The Tech-Wise Family: Everyday Steps for Putting Technology in Its Proper Place by Andy Crouch. Baker Books. 224 pages. 2017
In this important new book, Andy Crouch, author of Culture Making, draws on in-depth original research from the Barna Group, and shows readers that the choices we make about technology have consequences we may never have considered. He takes readers beyond the typical questions of what, where, and when and instead challenges them to answer provocative questions like, Who do we want to be as a family? and How does our use of a particular technology move us closer or farther away from that goal? Anyone who has felt their family relationships suffer or their time slip away amid technology’s distractions will find in this book a path forward to reclaiming their real life in a world of devices.
This week we look at Chapter 1 – Choosing Character
- We are living a life that even our grandparents never imagined and could not fully understand: a world in which the technological dream of easy everywhere has come true—is coming true—before our eyes.

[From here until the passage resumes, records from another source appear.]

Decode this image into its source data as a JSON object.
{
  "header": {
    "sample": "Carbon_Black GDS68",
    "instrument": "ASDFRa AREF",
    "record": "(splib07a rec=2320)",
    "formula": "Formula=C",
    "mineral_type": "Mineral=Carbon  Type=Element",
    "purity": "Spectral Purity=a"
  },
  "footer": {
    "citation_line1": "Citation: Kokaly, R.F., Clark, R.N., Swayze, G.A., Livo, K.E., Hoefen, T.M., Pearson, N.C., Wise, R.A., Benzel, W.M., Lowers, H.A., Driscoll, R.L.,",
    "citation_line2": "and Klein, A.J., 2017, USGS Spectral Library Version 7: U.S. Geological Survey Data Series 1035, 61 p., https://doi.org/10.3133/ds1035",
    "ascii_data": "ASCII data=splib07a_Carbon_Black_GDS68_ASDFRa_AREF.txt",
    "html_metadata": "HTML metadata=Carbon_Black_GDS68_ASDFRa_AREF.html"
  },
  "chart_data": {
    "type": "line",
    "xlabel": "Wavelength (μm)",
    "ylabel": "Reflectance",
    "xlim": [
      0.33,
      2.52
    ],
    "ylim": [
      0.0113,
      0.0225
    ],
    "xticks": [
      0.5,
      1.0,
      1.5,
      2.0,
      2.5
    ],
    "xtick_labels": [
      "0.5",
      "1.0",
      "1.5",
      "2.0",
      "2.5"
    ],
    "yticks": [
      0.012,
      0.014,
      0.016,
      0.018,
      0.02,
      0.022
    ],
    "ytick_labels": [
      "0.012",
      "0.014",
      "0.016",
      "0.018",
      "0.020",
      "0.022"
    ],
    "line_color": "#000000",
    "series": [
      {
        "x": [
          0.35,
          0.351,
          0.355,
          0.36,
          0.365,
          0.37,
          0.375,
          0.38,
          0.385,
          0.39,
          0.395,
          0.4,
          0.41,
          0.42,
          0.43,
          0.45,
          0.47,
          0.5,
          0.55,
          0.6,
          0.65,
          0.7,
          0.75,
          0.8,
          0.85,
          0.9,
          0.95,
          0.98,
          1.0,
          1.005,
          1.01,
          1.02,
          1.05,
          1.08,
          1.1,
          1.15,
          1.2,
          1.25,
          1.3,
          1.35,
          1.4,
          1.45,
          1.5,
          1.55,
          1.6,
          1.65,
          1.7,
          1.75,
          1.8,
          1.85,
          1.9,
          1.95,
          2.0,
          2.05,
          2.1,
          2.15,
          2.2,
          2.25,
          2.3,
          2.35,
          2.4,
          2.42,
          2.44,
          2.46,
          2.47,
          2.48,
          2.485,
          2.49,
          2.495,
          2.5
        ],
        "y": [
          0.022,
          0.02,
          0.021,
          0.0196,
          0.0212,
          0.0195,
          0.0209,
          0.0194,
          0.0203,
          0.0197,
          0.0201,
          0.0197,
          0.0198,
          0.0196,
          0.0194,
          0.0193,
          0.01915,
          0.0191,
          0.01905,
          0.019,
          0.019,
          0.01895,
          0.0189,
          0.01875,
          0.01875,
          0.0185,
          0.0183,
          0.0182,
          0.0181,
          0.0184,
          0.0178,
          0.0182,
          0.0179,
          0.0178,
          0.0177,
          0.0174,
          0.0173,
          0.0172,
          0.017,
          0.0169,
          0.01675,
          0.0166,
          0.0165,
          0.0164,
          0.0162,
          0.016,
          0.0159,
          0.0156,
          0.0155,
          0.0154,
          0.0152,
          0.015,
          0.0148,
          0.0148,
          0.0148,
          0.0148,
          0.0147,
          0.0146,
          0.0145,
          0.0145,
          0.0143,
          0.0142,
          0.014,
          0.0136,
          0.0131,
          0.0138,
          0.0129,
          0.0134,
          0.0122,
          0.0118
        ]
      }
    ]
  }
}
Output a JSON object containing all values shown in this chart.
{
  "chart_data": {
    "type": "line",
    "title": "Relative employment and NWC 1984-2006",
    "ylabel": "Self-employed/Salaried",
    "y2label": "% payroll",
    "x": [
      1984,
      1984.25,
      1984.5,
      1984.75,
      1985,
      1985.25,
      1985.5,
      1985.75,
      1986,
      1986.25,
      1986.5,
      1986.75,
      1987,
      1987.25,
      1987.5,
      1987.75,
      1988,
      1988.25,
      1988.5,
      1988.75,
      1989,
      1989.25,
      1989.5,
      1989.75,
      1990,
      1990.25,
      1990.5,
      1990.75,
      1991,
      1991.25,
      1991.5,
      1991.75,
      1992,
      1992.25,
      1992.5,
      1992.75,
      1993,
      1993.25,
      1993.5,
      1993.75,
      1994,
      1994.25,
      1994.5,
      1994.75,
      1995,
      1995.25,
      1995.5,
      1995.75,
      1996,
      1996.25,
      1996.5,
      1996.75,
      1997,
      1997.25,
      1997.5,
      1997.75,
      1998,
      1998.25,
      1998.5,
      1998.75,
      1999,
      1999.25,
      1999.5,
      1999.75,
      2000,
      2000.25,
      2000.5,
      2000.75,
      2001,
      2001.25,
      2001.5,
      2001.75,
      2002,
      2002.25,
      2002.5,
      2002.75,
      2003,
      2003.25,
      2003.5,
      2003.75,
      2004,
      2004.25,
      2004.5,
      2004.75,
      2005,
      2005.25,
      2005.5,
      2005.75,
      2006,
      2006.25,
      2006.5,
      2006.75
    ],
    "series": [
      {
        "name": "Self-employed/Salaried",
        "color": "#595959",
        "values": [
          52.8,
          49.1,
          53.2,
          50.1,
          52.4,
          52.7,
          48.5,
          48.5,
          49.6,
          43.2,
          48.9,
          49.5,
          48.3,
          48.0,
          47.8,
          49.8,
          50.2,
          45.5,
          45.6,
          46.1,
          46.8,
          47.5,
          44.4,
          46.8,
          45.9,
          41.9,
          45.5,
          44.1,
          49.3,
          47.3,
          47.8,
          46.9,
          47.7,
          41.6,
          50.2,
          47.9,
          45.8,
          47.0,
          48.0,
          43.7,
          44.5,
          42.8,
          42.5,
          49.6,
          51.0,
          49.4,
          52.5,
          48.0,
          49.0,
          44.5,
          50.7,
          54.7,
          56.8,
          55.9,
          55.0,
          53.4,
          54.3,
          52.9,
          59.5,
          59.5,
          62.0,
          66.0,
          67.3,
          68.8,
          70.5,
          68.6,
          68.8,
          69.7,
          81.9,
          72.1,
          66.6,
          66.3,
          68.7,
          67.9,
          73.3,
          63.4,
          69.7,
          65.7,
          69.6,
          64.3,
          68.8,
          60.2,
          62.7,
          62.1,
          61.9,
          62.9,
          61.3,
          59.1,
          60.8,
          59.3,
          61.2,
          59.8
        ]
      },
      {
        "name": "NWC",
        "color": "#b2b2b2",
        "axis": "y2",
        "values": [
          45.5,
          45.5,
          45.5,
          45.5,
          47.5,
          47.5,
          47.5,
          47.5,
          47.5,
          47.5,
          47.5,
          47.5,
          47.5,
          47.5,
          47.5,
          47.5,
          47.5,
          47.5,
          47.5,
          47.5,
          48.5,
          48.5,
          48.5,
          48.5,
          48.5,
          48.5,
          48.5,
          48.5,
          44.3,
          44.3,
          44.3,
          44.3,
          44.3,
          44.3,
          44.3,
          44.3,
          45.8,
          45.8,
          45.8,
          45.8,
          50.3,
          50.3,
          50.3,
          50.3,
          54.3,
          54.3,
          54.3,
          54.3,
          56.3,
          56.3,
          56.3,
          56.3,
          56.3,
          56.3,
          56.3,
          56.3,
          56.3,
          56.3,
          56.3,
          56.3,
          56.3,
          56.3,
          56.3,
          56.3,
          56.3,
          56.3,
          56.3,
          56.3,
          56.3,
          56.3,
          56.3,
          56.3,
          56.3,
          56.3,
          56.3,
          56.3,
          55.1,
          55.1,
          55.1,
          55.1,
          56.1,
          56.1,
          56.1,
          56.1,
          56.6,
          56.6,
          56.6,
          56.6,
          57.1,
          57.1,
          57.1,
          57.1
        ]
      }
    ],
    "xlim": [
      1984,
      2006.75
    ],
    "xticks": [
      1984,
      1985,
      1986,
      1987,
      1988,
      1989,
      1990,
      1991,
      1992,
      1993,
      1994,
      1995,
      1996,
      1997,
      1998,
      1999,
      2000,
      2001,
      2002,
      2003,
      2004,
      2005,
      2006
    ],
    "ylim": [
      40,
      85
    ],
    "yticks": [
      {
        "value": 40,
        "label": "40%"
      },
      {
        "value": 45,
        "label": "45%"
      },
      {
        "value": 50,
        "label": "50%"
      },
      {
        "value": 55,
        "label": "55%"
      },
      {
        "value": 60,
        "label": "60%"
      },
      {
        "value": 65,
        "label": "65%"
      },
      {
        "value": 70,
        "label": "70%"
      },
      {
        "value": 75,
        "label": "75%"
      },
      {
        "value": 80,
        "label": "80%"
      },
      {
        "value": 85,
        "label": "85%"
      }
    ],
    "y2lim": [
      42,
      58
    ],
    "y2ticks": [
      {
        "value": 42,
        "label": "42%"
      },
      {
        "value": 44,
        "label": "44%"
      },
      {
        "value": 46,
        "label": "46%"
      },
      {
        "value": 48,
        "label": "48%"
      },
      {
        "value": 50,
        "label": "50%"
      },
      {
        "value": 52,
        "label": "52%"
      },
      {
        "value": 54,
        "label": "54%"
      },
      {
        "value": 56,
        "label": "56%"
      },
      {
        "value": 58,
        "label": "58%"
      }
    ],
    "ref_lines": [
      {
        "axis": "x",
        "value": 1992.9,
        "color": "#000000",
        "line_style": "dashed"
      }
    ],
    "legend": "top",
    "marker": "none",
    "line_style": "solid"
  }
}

- Family shapes us in countless ways. But I want to focus in this book on two crucial qualities that family forms in us. Family helps form us into persons who have acquired wisdom and courage.
- We need not just to understand our place in the world and the faithful way to proceed—we also need the conviction and character to act. And that is what courage is about.
- Family, for almost all of us, is the setting where we are known and cared for in the fullest and longest-lasting sense.
- The first family for everyone who wants wisdom and courage in the way of Jesus is the church—the community of disciples who are looking to Jesus to reshape their understanding and their character. And the church is, and can be, family for everyone in a way that biological families cannot.
- The church is the place we learn to become the persons we were meant to be.
- If our families are to be all that they are meant to be—schools of wisdom and courage—they will have to become more like the church, households where we are actively formed into something more than our culture would ask us to be. And if our churches are to be all they are meant to be, they will have to become more like a family—household-like contexts of daily life where we are all nurtured and developed into the persons we are meant to be and can become.
- Technology, with all its gifts, poses one of the greatest threats ever conceived by human society to the formation of wise, courageous persons that real family and real community are all about.
- Technology is only very good if it can help us become the persons we were meant to be.
- Technology is a brilliant, praiseworthy expression of human creativity and cultivation of the world. But it is at best neutral in actually forming human beings who can create and cultivate as we were meant to.
- Technology distracts and displaces us far too often, undermining the real work of becoming persons of wisdom and courage.
- We will have to teach our children, from early on, that we are not here as parents to make their lives easier but to make them better.
- Technological advances have dramatically impacted parents, kids, and the family dynamic. Yet few parents say these technologies have helped them with the character formation they so value.